Est-ce que le fait d’avoir cumulé trois ratages d’affilée ("La Momie", "Jack Reacher 2", "Barry Seal") aura suffi à convaincre Tom Cruise de viser la capitalisation bas de plafond sur la seule franchise susceptible de le garder en tête du box-office ? Oui ou non, on s’en fiche un peu. Toujours est-il que "Fallout" ne fait qu’élargir la consistance chaotique d’un "Rogue Nation" dont le degré de fluidité et de consistance narrative avait atteint son zénith dans un final que l’on garde encore en mémoire. Aller plus loin et plus haut après une réussite aussi dévastatrice nécessitait d’évoluer vers d’autres cimes, tant thématiques que conceptuelles. Or, Christopher McQuarrie ne fait ici que se reposer sur tout ce qu’il avait développé précédemment, avec une manipulation encore plus tarabiscotée (bon courage pour piger quoi que ce soit au pourquoi du comment lors de l’introduction des enjeux !), un vilain joué par Sean Harris qui n’a plus rien à défendre (si ce n’est avoir l’air encore plus sournois et cruel), des jeux de masques cette fois-ci bien trop tordus et parallélisés pour ne pas mettre à mal notre suspension d’incrédulité, et des ficelles narratives à la lisière de la facilité grossière – surtout celle qui rend la scène finale extrêmement sensible pour cette tête brûlée d’Ethan.

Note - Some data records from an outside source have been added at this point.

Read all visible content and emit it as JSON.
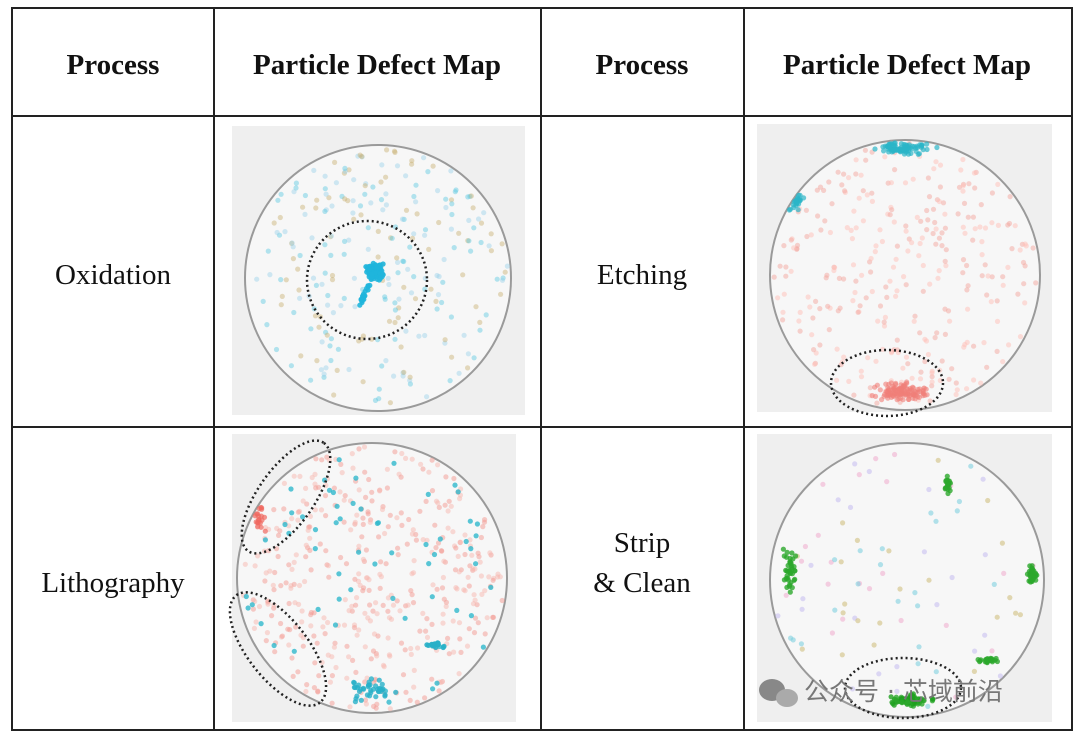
{
  "table": {
    "header": [
      "Process",
      "Particle Defect Map",
      "Process",
      "Particle Defect Map"
    ],
    "rows": [
      {
        "left": "Oxidation",
        "right": [
          "Etching"
        ]
      },
      {
        "left": "Lithography",
        "right": [
          "Strip",
          "& Clean"
        ]
      }
    ]
  },
  "watermark": "公众号 · 芯域前沿"
}
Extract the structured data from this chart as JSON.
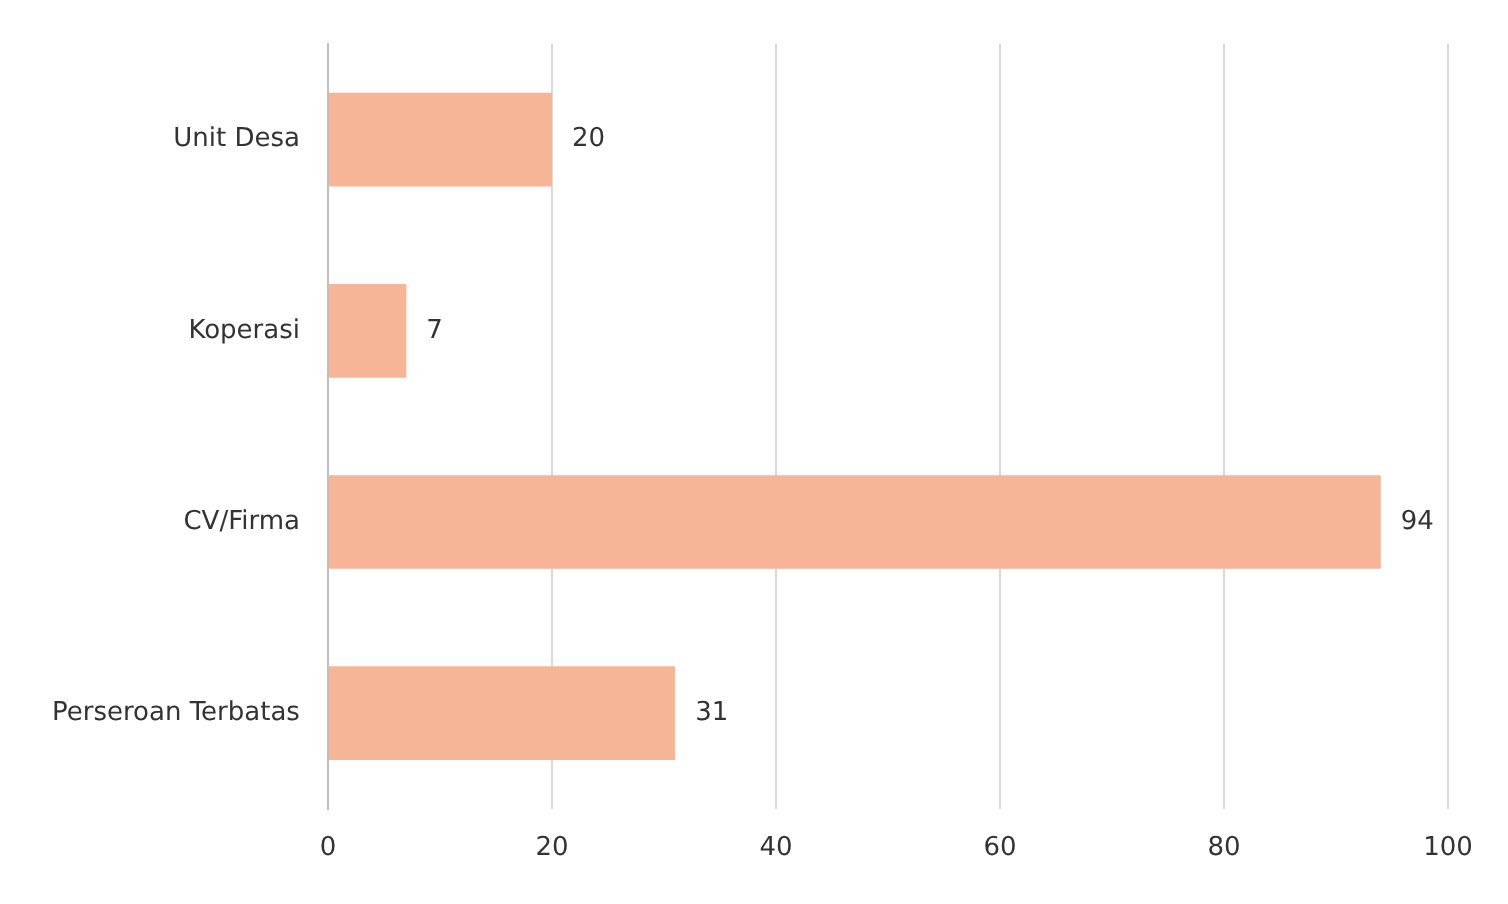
{
  "chart_data": {
    "type": "bar",
    "orientation": "horizontal",
    "categories": [
      "Unit Desa",
      "Koperasi",
      "CV/Firma",
      "Perseroan Terbatas"
    ],
    "values": [
      20,
      7,
      94,
      31
    ],
    "color": "#f5b596",
    "xlim": [
      0,
      100
    ],
    "xticks": [
      0,
      20,
      40,
      60,
      80,
      100
    ],
    "grid": "x",
    "data_labels": true,
    "legend": false
  }
}
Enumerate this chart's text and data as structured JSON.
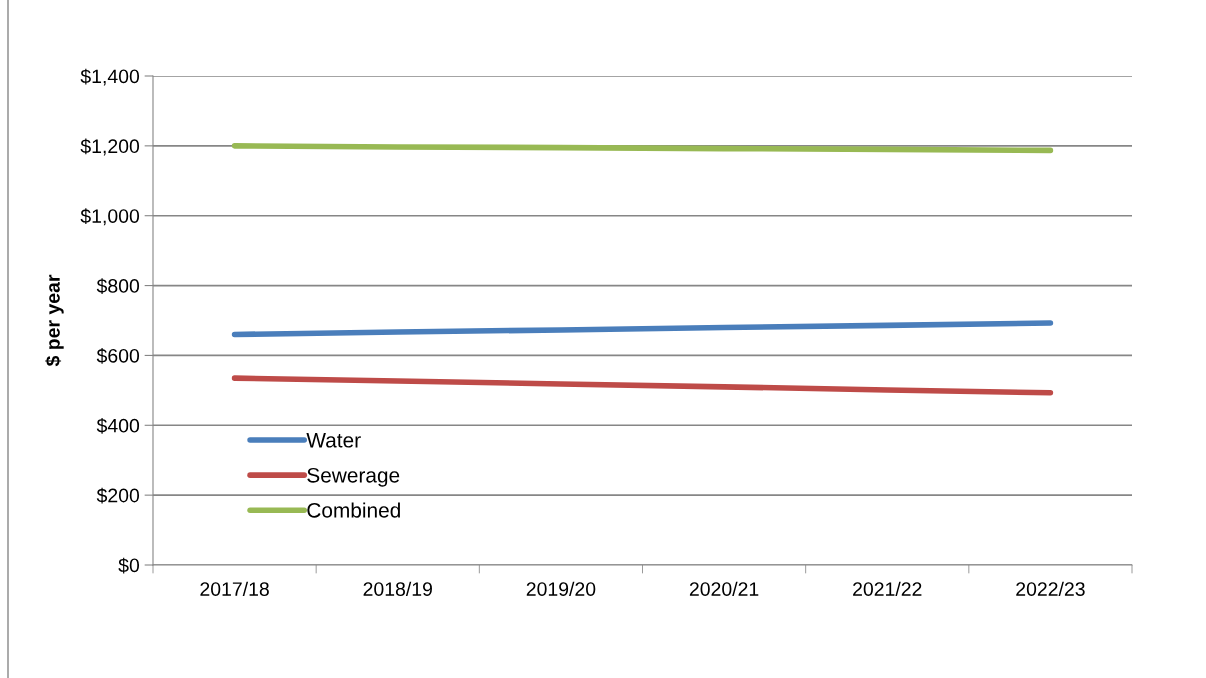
{
  "chart_data": {
    "type": "line",
    "ylabel": "$ per year",
    "categories": [
      "2017/18",
      "2018/19",
      "2019/20",
      "2020/21",
      "2021/22",
      "2022/23"
    ],
    "series": [
      {
        "name": "Water",
        "color": "#4a7ebb",
        "values": [
          660,
          667,
          673,
          680,
          686,
          693
        ]
      },
      {
        "name": "Sewerage",
        "color": "#be4b48",
        "values": [
          535,
          527,
          518,
          510,
          501,
          493
        ]
      },
      {
        "name": "Combined",
        "color": "#98b954",
        "values": [
          1200,
          1197,
          1195,
          1192,
          1190,
          1187
        ]
      }
    ],
    "ylim": [
      0,
      1400
    ],
    "yticks": [
      {
        "value": 0,
        "label": "$0"
      },
      {
        "value": 200,
        "label": "$200"
      },
      {
        "value": 400,
        "label": "$400"
      },
      {
        "value": 600,
        "label": "$600"
      },
      {
        "value": 800,
        "label": "$800"
      },
      {
        "value": 1000,
        "label": "$1,000"
      },
      {
        "value": 1200,
        "label": "$1,200"
      },
      {
        "value": 1400,
        "label": "$1,400"
      }
    ],
    "grid": "y",
    "legend": "bottom left",
    "marker": "none",
    "line_style": "solid"
  }
}
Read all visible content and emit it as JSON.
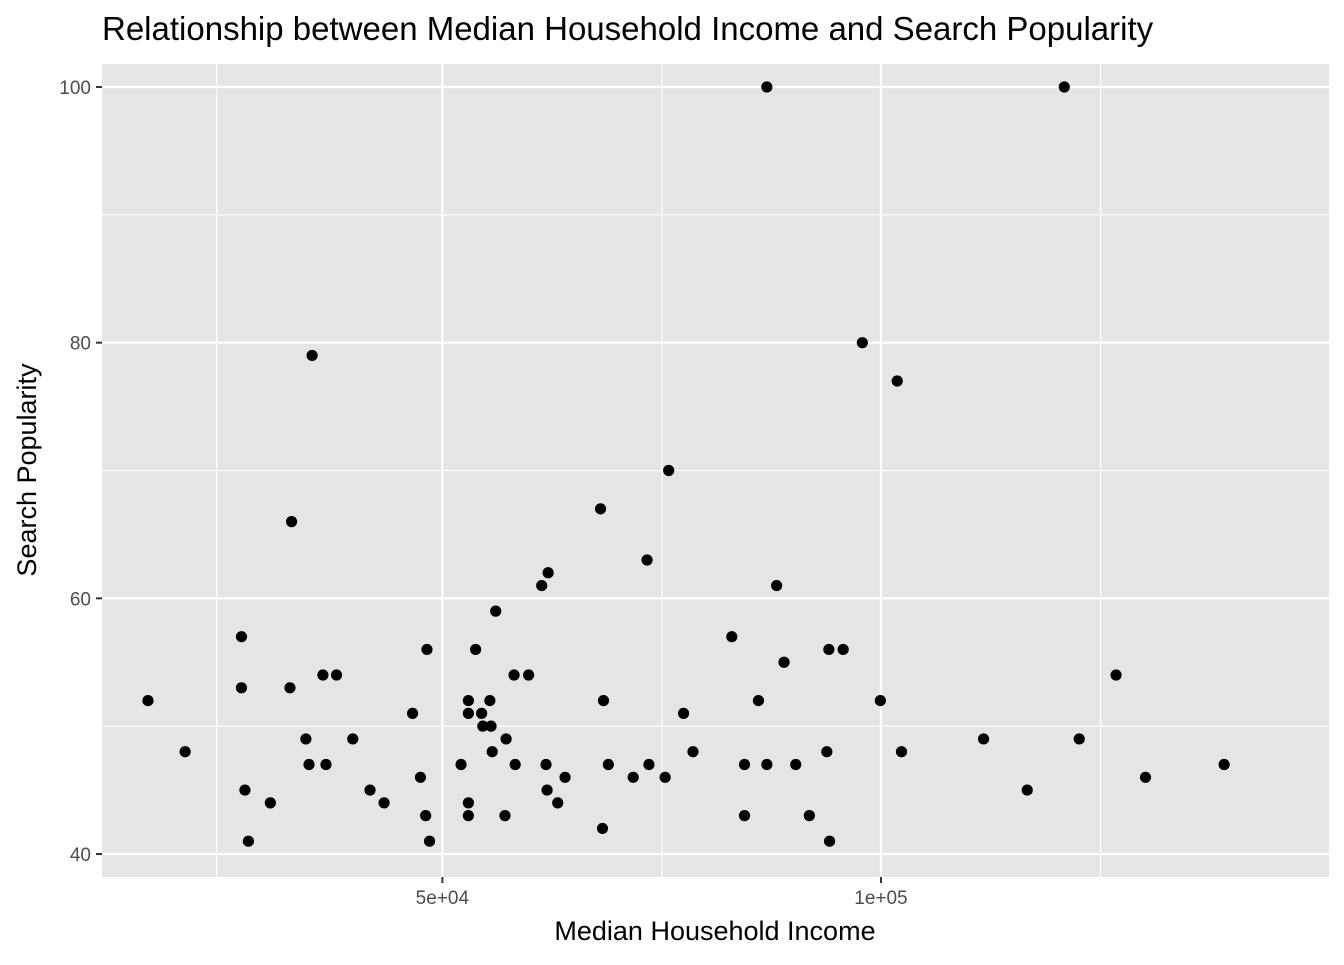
{
  "chart_data": {
    "type": "scatter",
    "title": "Relationship between Median Household Income and Search Popularity",
    "xlabel": "Median Household Income",
    "ylabel": "Search Popularity",
    "x_scale": "log10",
    "xlim": [
      29200,
      203000
    ],
    "ylim": [
      38.2,
      101.8
    ],
    "x_ticks": [
      {
        "value": 50000,
        "label": "5e+04"
      },
      {
        "value": 100000,
        "label": "1e+05"
      }
    ],
    "x_minor_ticks": [
      35000,
      70750,
      141500
    ],
    "y_ticks": [
      {
        "value": 40,
        "label": "40"
      },
      {
        "value": 60,
        "label": "60"
      },
      {
        "value": 80,
        "label": "80"
      },
      {
        "value": 100,
        "label": "100"
      }
    ],
    "y_minor_ticks": [
      50,
      70,
      90
    ],
    "grid": true,
    "legend": "none",
    "colors": {
      "panel": "#e5e5e5",
      "grid": "#ffffff",
      "point": "#000000",
      "tick_text": "#4d4d4d"
    },
    "points": [
      {
        "x": 31400,
        "y": 52
      },
      {
        "x": 33300,
        "y": 48
      },
      {
        "x": 36400,
        "y": 57
      },
      {
        "x": 36400,
        "y": 53
      },
      {
        "x": 36600,
        "y": 45
      },
      {
        "x": 36800,
        "y": 41
      },
      {
        "x": 38100,
        "y": 44
      },
      {
        "x": 39400,
        "y": 66
      },
      {
        "x": 39300,
        "y": 53
      },
      {
        "x": 40300,
        "y": 49
      },
      {
        "x": 40500,
        "y": 47
      },
      {
        "x": 40700,
        "y": 79
      },
      {
        "x": 41400,
        "y": 54
      },
      {
        "x": 41600,
        "y": 47
      },
      {
        "x": 42300,
        "y": 54
      },
      {
        "x": 43400,
        "y": 49
      },
      {
        "x": 44600,
        "y": 45
      },
      {
        "x": 45600,
        "y": 44
      },
      {
        "x": 47700,
        "y": 51
      },
      {
        "x": 48300,
        "y": 46
      },
      {
        "x": 48700,
        "y": 43
      },
      {
        "x": 48800,
        "y": 56
      },
      {
        "x": 49000,
        "y": 41
      },
      {
        "x": 51500,
        "y": 47
      },
      {
        "x": 52100,
        "y": 52
      },
      {
        "x": 52100,
        "y": 51
      },
      {
        "x": 52100,
        "y": 44
      },
      {
        "x": 52100,
        "y": 43
      },
      {
        "x": 52700,
        "y": 56
      },
      {
        "x": 53200,
        "y": 51
      },
      {
        "x": 53300,
        "y": 50
      },
      {
        "x": 53900,
        "y": 52
      },
      {
        "x": 54000,
        "y": 50
      },
      {
        "x": 54100,
        "y": 48
      },
      {
        "x": 54400,
        "y": 59
      },
      {
        "x": 55300,
        "y": 49
      },
      {
        "x": 55200,
        "y": 43
      },
      {
        "x": 56000,
        "y": 54
      },
      {
        "x": 56100,
        "y": 47
      },
      {
        "x": 57300,
        "y": 54
      },
      {
        "x": 58500,
        "y": 61
      },
      {
        "x": 59100,
        "y": 62
      },
      {
        "x": 58900,
        "y": 47
      },
      {
        "x": 59000,
        "y": 45
      },
      {
        "x": 60000,
        "y": 44
      },
      {
        "x": 60700,
        "y": 46
      },
      {
        "x": 64200,
        "y": 67
      },
      {
        "x": 64500,
        "y": 52
      },
      {
        "x": 64400,
        "y": 42
      },
      {
        "x": 65000,
        "y": 47
      },
      {
        "x": 67600,
        "y": 46
      },
      {
        "x": 69100,
        "y": 63
      },
      {
        "x": 69300,
        "y": 47
      },
      {
        "x": 71100,
        "y": 46
      },
      {
        "x": 71500,
        "y": 70
      },
      {
        "x": 73200,
        "y": 51
      },
      {
        "x": 74300,
        "y": 48
      },
      {
        "x": 79000,
        "y": 57
      },
      {
        "x": 80600,
        "y": 47
      },
      {
        "x": 80600,
        "y": 43
      },
      {
        "x": 82400,
        "y": 52
      },
      {
        "x": 83500,
        "y": 100
      },
      {
        "x": 83500,
        "y": 47
      },
      {
        "x": 84800,
        "y": 61
      },
      {
        "x": 85800,
        "y": 55
      },
      {
        "x": 87400,
        "y": 47
      },
      {
        "x": 89300,
        "y": 43
      },
      {
        "x": 91800,
        "y": 48
      },
      {
        "x": 92100,
        "y": 56
      },
      {
        "x": 92200,
        "y": 41
      },
      {
        "x": 94200,
        "y": 56
      },
      {
        "x": 97100,
        "y": 80
      },
      {
        "x": 99900,
        "y": 52
      },
      {
        "x": 102600,
        "y": 77
      },
      {
        "x": 103300,
        "y": 48
      },
      {
        "x": 117600,
        "y": 49
      },
      {
        "x": 126000,
        "y": 45
      },
      {
        "x": 133600,
        "y": 100
      },
      {
        "x": 136800,
        "y": 49
      },
      {
        "x": 145000,
        "y": 54
      },
      {
        "x": 151900,
        "y": 46
      },
      {
        "x": 172000,
        "y": 47
      }
    ]
  }
}
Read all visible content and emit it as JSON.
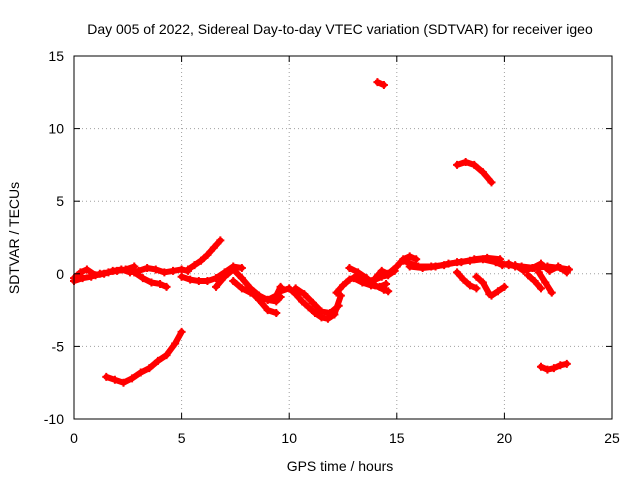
{
  "chart_data": {
    "type": "scatter",
    "title": "Day 005 of 2022, Sidereal Day-to-day VTEC variation (SDTVAR) for receiver igeo",
    "xlabel": "GPS time / hours",
    "ylabel": "SDTVAR / TECUs",
    "xlim": [
      0,
      25
    ],
    "ylim": [
      -10,
      15
    ],
    "xticks": [
      "0",
      "5",
      "10",
      "15",
      "20",
      "25"
    ],
    "yticks": [
      "-10",
      "-5",
      "0",
      "5",
      "10",
      "15"
    ],
    "grid": true,
    "series_color": "#ff0000",
    "series": [
      {
        "name": "s1",
        "x": [
          0.0,
          0.3,
          0.6,
          1.0,
          1.4,
          1.8,
          2.2,
          2.6,
          3.0,
          3.4,
          3.8,
          4.2,
          4.6,
          5.0,
          5.3
        ],
        "y": [
          -0.3,
          0.1,
          0.3,
          -0.1,
          0.0,
          0.2,
          0.3,
          0.1,
          0.2,
          0.4,
          0.3,
          0.1,
          0.2,
          0.3,
          0.2
        ]
      },
      {
        "name": "s2",
        "x": [
          0.0,
          0.4,
          0.8,
          1.2,
          1.6,
          2.0,
          2.4,
          2.8
        ],
        "y": [
          -0.5,
          -0.3,
          -0.2,
          0.0,
          0.1,
          0.2,
          0.3,
          0.5
        ]
      },
      {
        "name": "s3",
        "x": [
          2.8,
          3.2,
          3.6,
          4.0,
          4.3
        ],
        "y": [
          0.1,
          -0.3,
          -0.6,
          -0.7,
          -0.9
        ]
      },
      {
        "name": "s4",
        "x": [
          1.5,
          1.9,
          2.3,
          2.7,
          3.1,
          3.5,
          3.9,
          4.3,
          4.7,
          5.0
        ],
        "y": [
          -7.1,
          -7.3,
          -7.5,
          -7.2,
          -6.8,
          -6.5,
          -6.0,
          -5.6,
          -4.8,
          -4.0
        ]
      },
      {
        "name": "s5",
        "x": [
          5.3,
          5.6,
          5.9,
          6.2,
          6.5,
          6.8
        ],
        "y": [
          0.3,
          0.6,
          0.9,
          1.3,
          1.8,
          2.3
        ]
      },
      {
        "name": "s6",
        "x": [
          5.0,
          5.4,
          5.8,
          6.2,
          6.6,
          7.0,
          7.4,
          7.8
        ],
        "y": [
          -0.2,
          -0.4,
          -0.5,
          -0.5,
          -0.3,
          0.1,
          0.5,
          0.4
        ]
      },
      {
        "name": "s7",
        "x": [
          6.6,
          7.0,
          7.4,
          7.8,
          8.2,
          8.6,
          9.0,
          9.4,
          9.6
        ],
        "y": [
          -0.9,
          -0.2,
          0.3,
          -0.3,
          -1.0,
          -1.5,
          -1.8,
          -1.5,
          -0.9
        ]
      },
      {
        "name": "s8",
        "x": [
          7.4,
          7.8,
          8.2,
          8.6,
          9.0,
          9.4,
          9.6
        ],
        "y": [
          -0.5,
          -1.0,
          -1.3,
          -1.6,
          -1.8,
          -1.9,
          -1.6
        ]
      },
      {
        "name": "s9",
        "x": [
          8.2,
          8.6,
          9.0,
          9.4
        ],
        "y": [
          -1.2,
          -1.8,
          -2.5,
          -2.7
        ]
      },
      {
        "name": "s10",
        "x": [
          9.6,
          10.0,
          10.3,
          10.6,
          10.9,
          11.2,
          11.5,
          11.8,
          12.1,
          12.4
        ],
        "y": [
          -1.2,
          -1.0,
          -1.4,
          -1.9,
          -2.3,
          -2.7,
          -3.0,
          -3.1,
          -2.8,
          -1.5
        ]
      },
      {
        "name": "s11",
        "x": [
          10.3,
          10.7,
          11.1,
          11.5,
          11.9,
          12.3
        ],
        "y": [
          -1.0,
          -1.4,
          -2.0,
          -2.6,
          -2.7,
          -2.2
        ]
      },
      {
        "name": "s12",
        "x": [
          12.2,
          12.5,
          12.8,
          13.1,
          13.4,
          13.7,
          14.0,
          14.3,
          14.6,
          14.9
        ],
        "y": [
          -1.3,
          -0.8,
          -0.4,
          -0.2,
          -0.3,
          -0.5,
          -0.4,
          -0.2,
          -0.1,
          0.2
        ]
      },
      {
        "name": "s13",
        "x": [
          12.8,
          13.2,
          13.6,
          14.0,
          14.4,
          14.6
        ],
        "y": [
          0.4,
          0.1,
          -0.3,
          -0.8,
          -1.1,
          -1.2
        ]
      },
      {
        "name": "s14",
        "x": [
          13.0,
          13.4,
          13.8,
          14.2,
          14.5
        ],
        "y": [
          -0.3,
          -0.6,
          -0.8,
          -0.9,
          -0.7
        ]
      },
      {
        "name": "s15",
        "x": [
          14.0,
          14.3,
          14.6,
          15.0,
          15.3,
          15.6,
          15.9
        ],
        "y": [
          -0.3,
          0.2,
          0.0,
          0.5,
          1.0,
          1.2,
          1.0
        ]
      },
      {
        "name": "s16",
        "x": [
          15.3,
          16.0,
          16.6,
          17.2,
          17.8,
          18.4,
          19.0,
          19.6,
          20.2,
          20.8,
          21.4,
          22.0,
          22.6,
          23.0
        ],
        "y": [
          0.9,
          0.5,
          0.5,
          0.6,
          0.8,
          0.9,
          1.0,
          0.8,
          0.6,
          0.5,
          0.4,
          0.5,
          0.4,
          0.3
        ]
      },
      {
        "name": "s17",
        "x": [
          15.6,
          16.2,
          16.8,
          17.4,
          18.0,
          18.6,
          19.2,
          19.8
        ],
        "y": [
          0.5,
          0.4,
          0.5,
          0.7,
          0.8,
          1.0,
          1.1,
          1.0
        ]
      },
      {
        "name": "s18",
        "x": [
          17.8,
          18.1,
          18.4,
          18.7
        ],
        "y": [
          0.1,
          -0.4,
          -0.8,
          -1.0
        ]
      },
      {
        "name": "s19",
        "x": [
          18.7,
          19.0,
          19.3
        ],
        "y": [
          -0.2,
          -0.6,
          -1.4
        ]
      },
      {
        "name": "s20",
        "x": [
          19.6,
          19.9,
          20.2,
          20.5
        ],
        "y": [
          0.8,
          0.6,
          0.7,
          0.5
        ]
      },
      {
        "name": "s21",
        "x": [
          19.4,
          19.7,
          20.0
        ],
        "y": [
          -1.5,
          -1.2,
          -0.9
        ]
      },
      {
        "name": "s22",
        "x": [
          20.5,
          20.9,
          21.3,
          21.7,
          22.1,
          22.5,
          22.9
        ],
        "y": [
          0.6,
          0.2,
          0.4,
          0.7,
          0.2,
          0.5,
          0.1
        ]
      },
      {
        "name": "s23",
        "x": [
          21.1,
          21.4,
          21.7
        ],
        "y": [
          -0.1,
          -0.5,
          -1.0
        ]
      },
      {
        "name": "s24",
        "x": [
          21.6,
          21.9,
          22.2
        ],
        "y": [
          0.1,
          -0.6,
          -1.3
        ]
      },
      {
        "name": "s25",
        "x": [
          21.7,
          22.0,
          22.3,
          22.6,
          22.9
        ],
        "y": [
          -6.4,
          -6.6,
          -6.5,
          -6.3,
          -6.2
        ]
      },
      {
        "name": "s26",
        "x": [
          14.1,
          14.4
        ],
        "y": [
          13.2,
          13.0
        ]
      },
      {
        "name": "s27",
        "x": [
          17.8,
          18.2,
          18.6,
          19.0,
          19.4
        ],
        "y": [
          7.5,
          7.7,
          7.5,
          7.0,
          6.3
        ]
      }
    ]
  }
}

Tout dans "Fallout" évoque une redite au carré où la formule compte davantage que le théorème. Chaque scène du film est cimentée à la manière d’un passage obligé où la notion de « surprise » n’est plus à l’ordre du jour et où, dans la plupart des cas, la citation sans affect a force de loi sans pour autant paraître justifiée (quel intérêt y avait-il à évoquer la Vanessa Redgrave du premier film au détour d’un dialogue cryptique sans aucune utilité ?). Sans parler du fait que son enjeu humain, à savoir le dilemme de l’espion écartelé entre le sens du sacrifice et la préservation du facteur humain, frise désormais la tautologie : combien de films – à commencer par les anciens épisodes de la saga – se sont déjà pris la peine d’explorer cela, et en mieux ? Face à ce chaos conceptuel désorganisé, il ne fallait donc compter que sur l’action pure et la dimension survitaminée du montage pour ne pas subir le pire ennui possible. Là-dessus, pas de souci : les 148 minutes foncent à une vitesse diabolique, mélangeant le très bon (un duel d’hélicoptères, une poursuite motorisée dans Paris…) et le moins bon (un plan-séquence aérien visuellement hideux) dans un gros tourbillon d’action qui hausse un peu plus le taux de violence et de sadisme à l’écran. Les acteurs, de leur côté, jouent chacun leur partition avec le professionnalisme adéquat, même si Tom Cruise lui-même semble engoncé dans une mécanique trop pépère. On verra bien où la franchise le mènera après une semi-déception de cet acabit, mais peut-être qu’oser le film-somme sans idée nouvelle indique que le point final est de rigueur.